Practical Tips Before You Sign A Bilateral Agreement
When you’re busy running a business, it’s tempting to sign quickly - especially if you’re keen to win the deal or start work.
Before you sign a bilateral agreement, it helps to slow down and check a few practical points.
1. Make Sure The “Deal” Matches The Document
One common issue is where the parties negotiated one thing, but the written agreement says another (sometimes because it’s a template, or the “standard terms” were never updated).
Check that the pricing, scope, timeframes and key promises actually match what you agreed during negotiations.
2. Clarify Who The Parties Are
Are you contracting as a sole trader, company, or partnership? Is the other party signing in their correct legal entity?
Getting this wrong can make enforcement harder, especially if there’s a dispute about who actually owes money or must perform obligations.
3. Watch Out For One-Sided Risk Terms
Some agreements look fine on the surface, but shift a lot of risk onto you through:
- unlimited indemnities
- broad “you are responsible for everything” clauses
- unrealistic service standards with heavy penalties
- automatic renewals without clear opt-out rights
It’s not that risk clauses are always “bad” - but they should reflect what you can reasonably control.
4. Think About What Happens If Things Change
Businesses evolve quickly. It’s worth asking:
- Can the scope be changed, and how?
- Can prices be reviewed, and when?
- What happens if delivery is delayed due to factors outside your control?

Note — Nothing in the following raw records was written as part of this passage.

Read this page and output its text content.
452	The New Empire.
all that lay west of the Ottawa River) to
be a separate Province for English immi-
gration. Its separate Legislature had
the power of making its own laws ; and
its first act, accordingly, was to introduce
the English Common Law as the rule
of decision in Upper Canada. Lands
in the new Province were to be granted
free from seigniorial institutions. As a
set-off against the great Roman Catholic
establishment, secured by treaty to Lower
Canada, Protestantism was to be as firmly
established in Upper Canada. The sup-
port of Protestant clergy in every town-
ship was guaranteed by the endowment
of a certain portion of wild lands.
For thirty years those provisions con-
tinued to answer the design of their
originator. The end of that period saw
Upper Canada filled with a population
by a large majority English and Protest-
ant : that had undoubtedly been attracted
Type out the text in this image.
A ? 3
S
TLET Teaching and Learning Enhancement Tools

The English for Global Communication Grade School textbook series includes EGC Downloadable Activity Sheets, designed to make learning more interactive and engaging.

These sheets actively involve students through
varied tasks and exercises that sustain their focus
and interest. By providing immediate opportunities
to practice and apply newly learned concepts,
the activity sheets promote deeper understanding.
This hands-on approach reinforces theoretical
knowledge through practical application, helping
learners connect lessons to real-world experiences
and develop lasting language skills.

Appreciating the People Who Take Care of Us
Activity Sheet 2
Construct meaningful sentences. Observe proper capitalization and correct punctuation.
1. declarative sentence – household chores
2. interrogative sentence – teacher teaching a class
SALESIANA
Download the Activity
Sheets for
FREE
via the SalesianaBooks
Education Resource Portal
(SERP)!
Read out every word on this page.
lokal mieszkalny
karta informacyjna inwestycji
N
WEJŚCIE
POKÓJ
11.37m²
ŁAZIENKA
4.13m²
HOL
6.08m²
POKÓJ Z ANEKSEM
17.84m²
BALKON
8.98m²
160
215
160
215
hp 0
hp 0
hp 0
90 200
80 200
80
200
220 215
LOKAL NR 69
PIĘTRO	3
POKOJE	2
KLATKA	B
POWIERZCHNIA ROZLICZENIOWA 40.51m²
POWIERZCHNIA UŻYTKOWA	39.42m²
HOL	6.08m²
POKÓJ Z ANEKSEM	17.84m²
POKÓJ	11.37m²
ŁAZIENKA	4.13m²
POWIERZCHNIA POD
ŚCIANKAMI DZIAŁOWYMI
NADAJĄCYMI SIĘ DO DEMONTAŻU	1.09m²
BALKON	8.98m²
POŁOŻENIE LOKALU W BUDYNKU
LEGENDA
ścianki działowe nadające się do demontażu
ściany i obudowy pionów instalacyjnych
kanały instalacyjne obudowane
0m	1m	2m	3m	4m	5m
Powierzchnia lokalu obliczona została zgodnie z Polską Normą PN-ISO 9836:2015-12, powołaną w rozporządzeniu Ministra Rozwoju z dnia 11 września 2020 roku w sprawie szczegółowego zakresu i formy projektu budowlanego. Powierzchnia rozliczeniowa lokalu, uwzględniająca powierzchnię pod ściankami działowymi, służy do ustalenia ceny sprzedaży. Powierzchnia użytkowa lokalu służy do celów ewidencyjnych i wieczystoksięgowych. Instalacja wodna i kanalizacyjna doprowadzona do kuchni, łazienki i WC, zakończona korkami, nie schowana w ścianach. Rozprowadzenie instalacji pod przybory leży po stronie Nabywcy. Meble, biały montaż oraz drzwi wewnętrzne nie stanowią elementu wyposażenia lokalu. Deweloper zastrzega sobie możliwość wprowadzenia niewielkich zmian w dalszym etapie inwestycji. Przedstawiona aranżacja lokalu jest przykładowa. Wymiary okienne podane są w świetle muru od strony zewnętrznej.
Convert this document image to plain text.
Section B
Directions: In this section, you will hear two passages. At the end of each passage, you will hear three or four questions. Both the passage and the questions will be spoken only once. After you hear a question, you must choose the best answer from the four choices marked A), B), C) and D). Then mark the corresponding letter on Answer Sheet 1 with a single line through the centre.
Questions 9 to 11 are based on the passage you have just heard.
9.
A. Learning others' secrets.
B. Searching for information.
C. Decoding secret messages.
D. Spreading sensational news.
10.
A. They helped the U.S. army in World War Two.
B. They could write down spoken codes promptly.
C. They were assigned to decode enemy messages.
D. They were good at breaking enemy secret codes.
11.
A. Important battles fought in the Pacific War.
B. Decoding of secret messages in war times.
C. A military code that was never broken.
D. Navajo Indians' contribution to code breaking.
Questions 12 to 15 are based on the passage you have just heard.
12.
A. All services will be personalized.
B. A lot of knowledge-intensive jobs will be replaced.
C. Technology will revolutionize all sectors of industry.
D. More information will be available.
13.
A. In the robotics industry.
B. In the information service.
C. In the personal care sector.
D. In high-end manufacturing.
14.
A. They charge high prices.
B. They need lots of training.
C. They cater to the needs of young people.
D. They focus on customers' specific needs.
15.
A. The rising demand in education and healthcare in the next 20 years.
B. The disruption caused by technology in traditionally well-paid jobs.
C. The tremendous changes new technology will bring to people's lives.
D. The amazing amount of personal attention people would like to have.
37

- What happens if the other party doesn’t respond or approve work?
These “what if” clauses often make the difference between a workable agreement and a stressful one.
5. Keep Consumer Law And Fair Trading In Mind
If your bilateral agreement is with customers (especially if you sell goods or services to individuals), you’ll want to ensure the terms align with the Australian Consumer Law (ACL). Some consumer guarantees can’t be excluded, and you need to be careful with how you describe refunds, warranties, and guarantees.
Depending on the contract, you may also need to consider the ACL’s unfair contract terms (UCT) regime, which can apply to certain standard form consumer and small business contracts. If a term is unfair, it may be void and can create real compliance risk - so it’s important that your contract terms and your marketing language are consistent with what you actually deliver.
Key Takeaways
- A bilateral agreement is an agreement where both parties make promises to each other, creating mutual obligations.
- Bilateral agreements are common in day-to-day business, including customer contracts, supplier agreements, employment arrangements, leases, and IP licences.
- A bilateral agreement can be legally binding even if it’s formed through emails, quotes, or conduct - not just a signed formal document.
- Clear drafting around scope, payment terms, timeframes, liability, and termination helps prevent disputes and protects your cash flow.
- Before signing, check the deal matches the document, confirm the correct parties are listed, and look out for one-sided risk clauses.
- If you’re unsure, getting advice early can help you negotiate better terms and avoid costly mistakes later.
Note: This article provides general information only and does not constitute legal advice. For advice about your specific situation, speak to a lawyer.